Mayor Michael Bloomberg is talking for the first time about his plans to spend upwards of $10 million to help candidates and causes he supports in the general election, a last-minute push that he says may just be the beginning. NY1's Grace Rauh filed the following report.
For Mayor Michael Bloomberg, who is worth an estimated $25 billion, injecting $10 million into key races around the country is hardly a major investment.
But he suggested on his radio show Friday that his super PAC spending this fall is only the start of a new effort to back moderate candidates who support his agenda. It was the first time the mayor spoke publicly about his plan.
"We'll win some races, we'll lose some of these but it is to sort of get our feet wet," Bloomberg said. "I will be freer to do more in a couple of years."
The mayor will be freer, so to speak, because he will no longer be at City Hall. He is term-limited out of office at the end of 2013.
"Twelve years will be enough," he said.
However, the mayor clearly has no interest in fading from the public eye. He seemed to be trying to position himself as a moderate king-maker on the national stage.

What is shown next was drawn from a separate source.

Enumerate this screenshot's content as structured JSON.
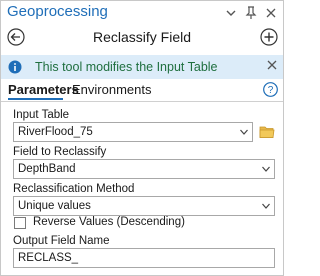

Former Maine Gov. Angus King is one of the candidates the mayor's PAC will support. King is an independent.
"He could be, arguably, the most powerful senator," Bloomberg said. "The senate is going to be roughly equal and one vote can make all the difference in the world."
Just because the mayor is starting his own super PAC does not mean he is thrilled with the idea of them in general. He said he is fine with the fact that people are coming together to support candidates but added that the public has a right to know where the money is coming from.
"I just think it is an outrage that it's not disclosed. In this case, all this money comes from me," Bloomberg said.
The money will go to candidates who agree with the mayor's support for education reform, same-sex marriage and gun control.
He kept the focus on gun control Friday by inviting Nina Gonzalez to City Hall for a photo op.
Gonzalez asked the presidential candidates about assault weapons during Tuesday's debate.
"He just thanked me for bringing up the issue," Gonzalez said.
The mayor wants to make sure elected officials in Washington do the same.